When he worked at C&C he remembers that when his co-workers heard he was from Berkeley, they said, “Figures.”

“I don’t like the idea of being different. I mean, I didn’t like that they thought I was some weirdo. Like, I’m from Berkeley and that’s some weird place and there’s something wrong with the way I have chosen to live my life.”

Haley says he doesn’t read the L.A. or N.Y. Times, or Adbusters, or any of the glossy Condé Nast or gossip rags. He has a subscription to The New Yorker and listens to KABC talk radio. He doesn’t listen to NPR, but does listen to This American Life on his Apple computer.

He likes the Rolling Stones, the Velvet Underground, the films of Godard, surrealist painters and the skater Mark Gonzales.

“That’s another thing, I feel like all of a sudden everyone is an ex-skateboarder,” he says, matter-of-factly.

“In one way, I covet the idea of being special, but in another way, I want the same things everyone else wants. I struggle with this,” he says in a pure tone that indicates he’s not struggling too hard.

So, you’re special just like every other special person?

“Yes.”

Like every other outsider, there’s no place for you?

“Exactly. In some ways it’s an asset and in others it is a liability.”

Haley believes the very idea that he started his own T-shirt line is predictable. It’s the kind of thing people like him do.

The line, Dr. HotDog, which sells at Aero & Co. on Third Street, and officially launches next month at the Pool Trade Show in Vegas (an apparel show that was conceived in 2000 as an alternative to the “mainstream market trade shows”), is described on the Chocosho.com Web site, where the shirts also sell, as “all about being rad and kool and groovy.”

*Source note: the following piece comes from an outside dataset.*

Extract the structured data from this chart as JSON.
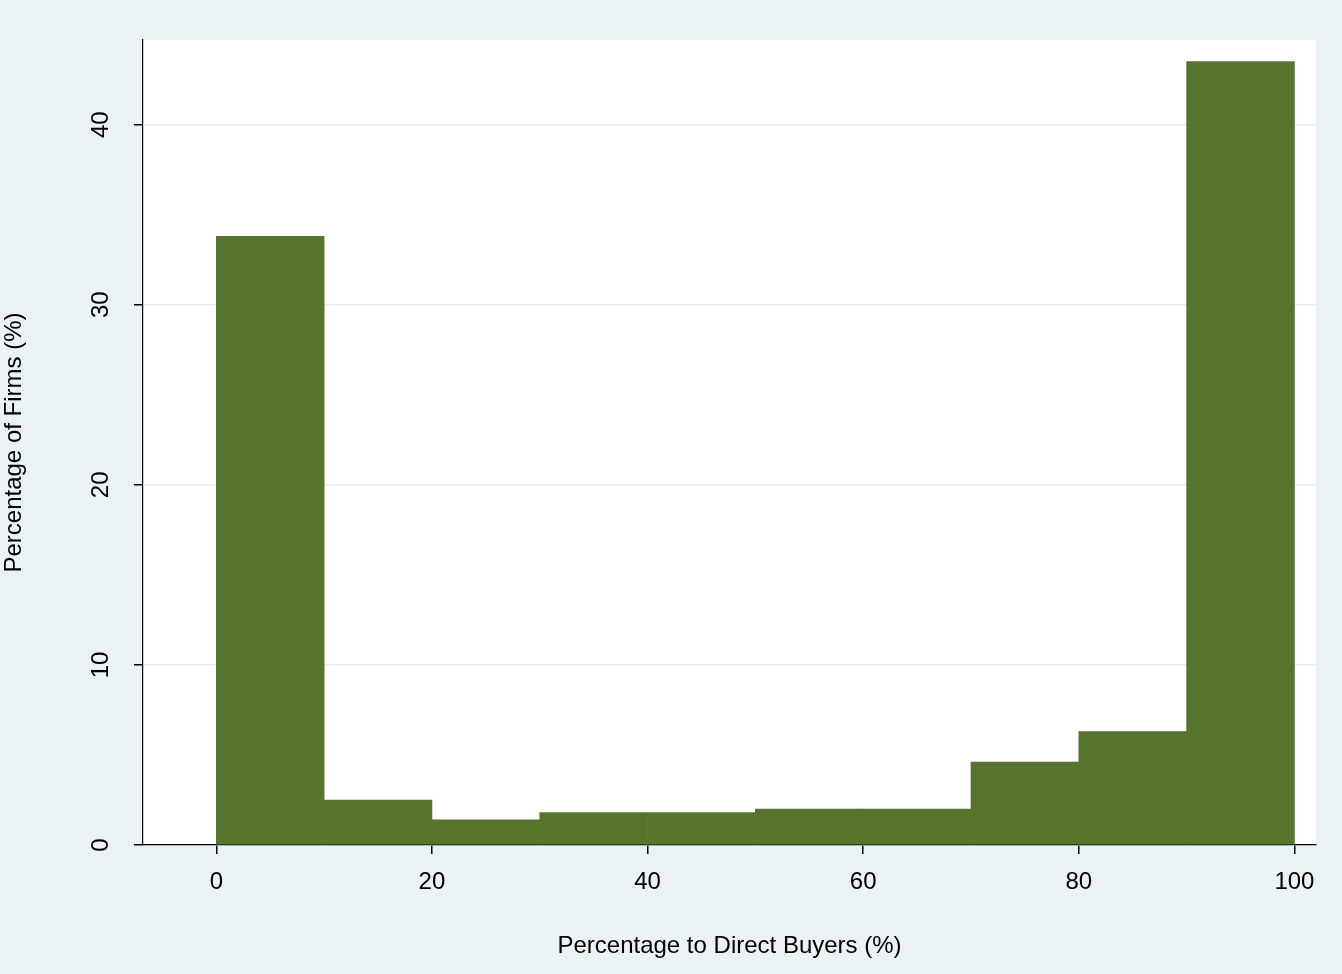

Haley elaborates that the concept behind his designs are “a spoof on low culture.”

The one he is wearing now has a drawing of King Tut’s head and the word “Lover” written in an Old English typeface. There’s one that says “100% Rad,” and another, with a drawing of Darth Vader, called “Who’s Your Daddy?” Haley says that one is in reference to those guys who have a Darth Vader sticker on their cars, or cobweb tattoos on their elbows. They all have the snarkiness of Wacky Packs for big kids, or pop-culture commentary doodled on an angst-y teenager’s Pee-Chee folder.

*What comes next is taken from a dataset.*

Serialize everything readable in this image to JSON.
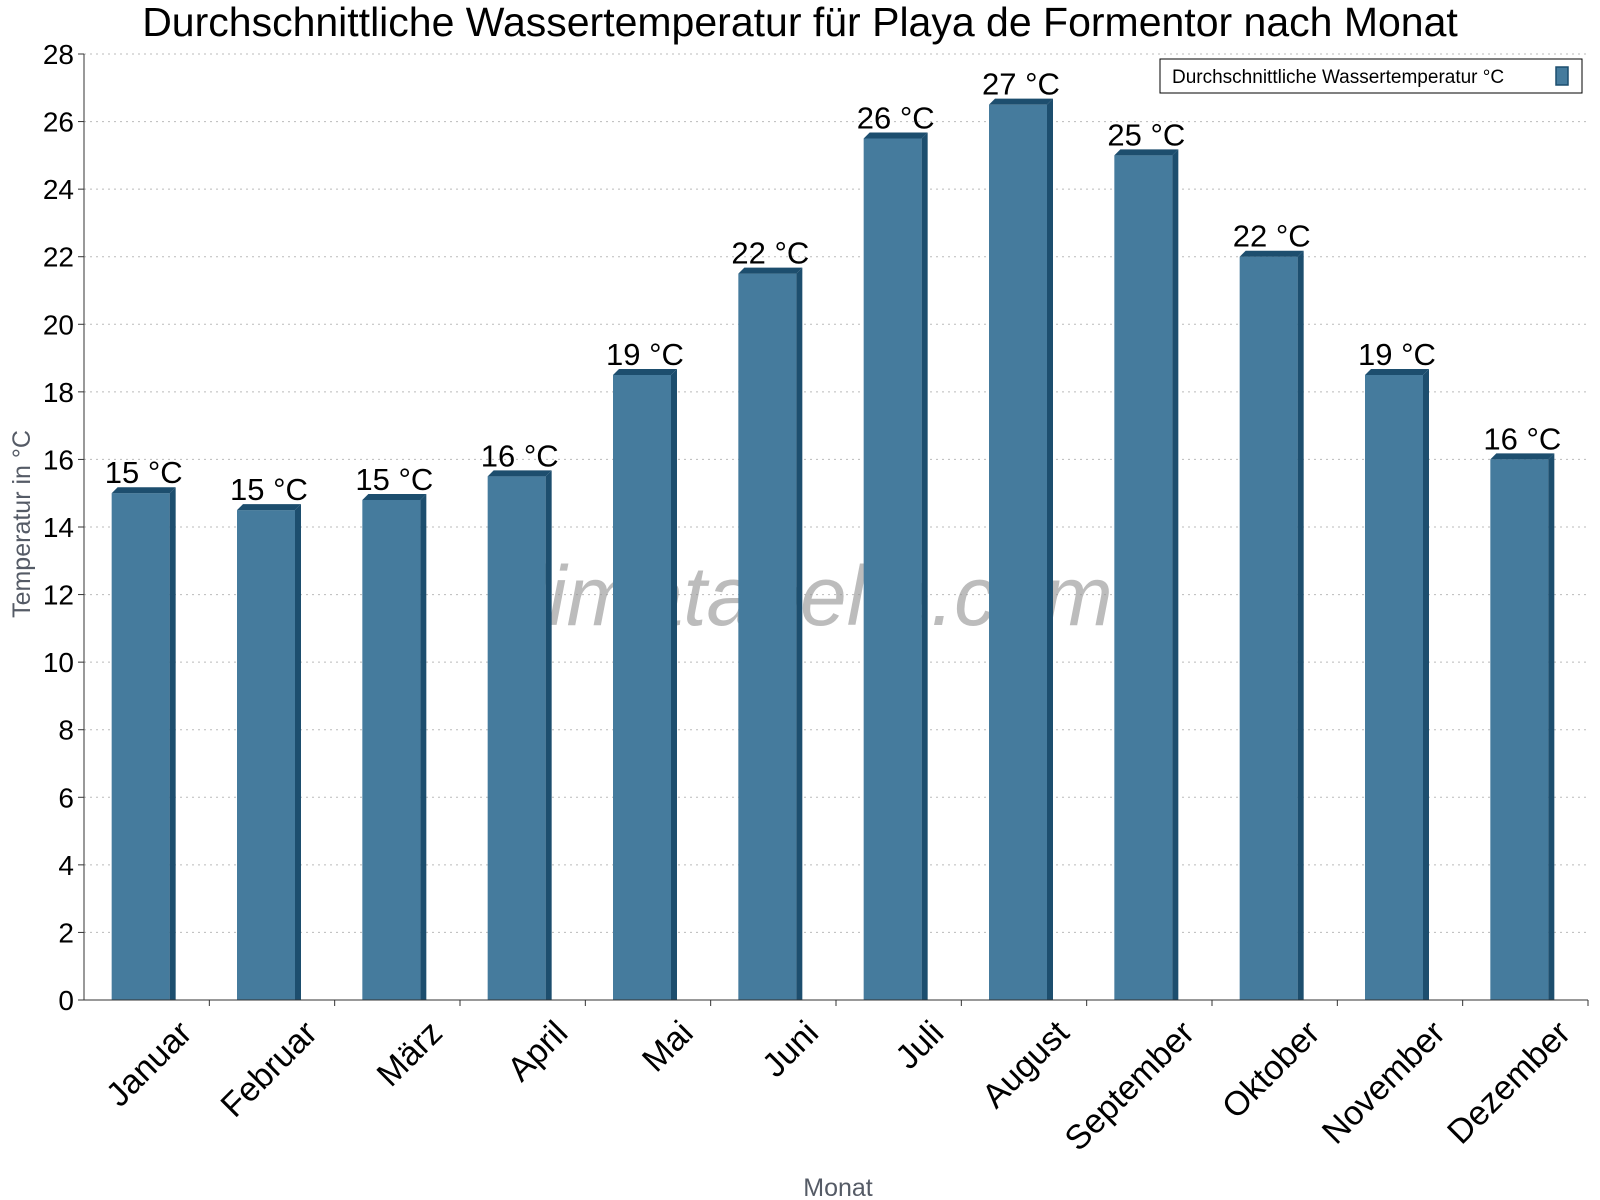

“[They’re] silly and hand-drawn,” says Haley, who also enjoyed the drawings in Kurt Cobain’s diary published a few years back. “Like, in reaction to all the superclean graphics, everyone is into drawings right now, and so am I.”

Does that depress you?

“No. I just think, if this were a board game, there would be a character like me. Like, there are hundreds of thousands of people like me.”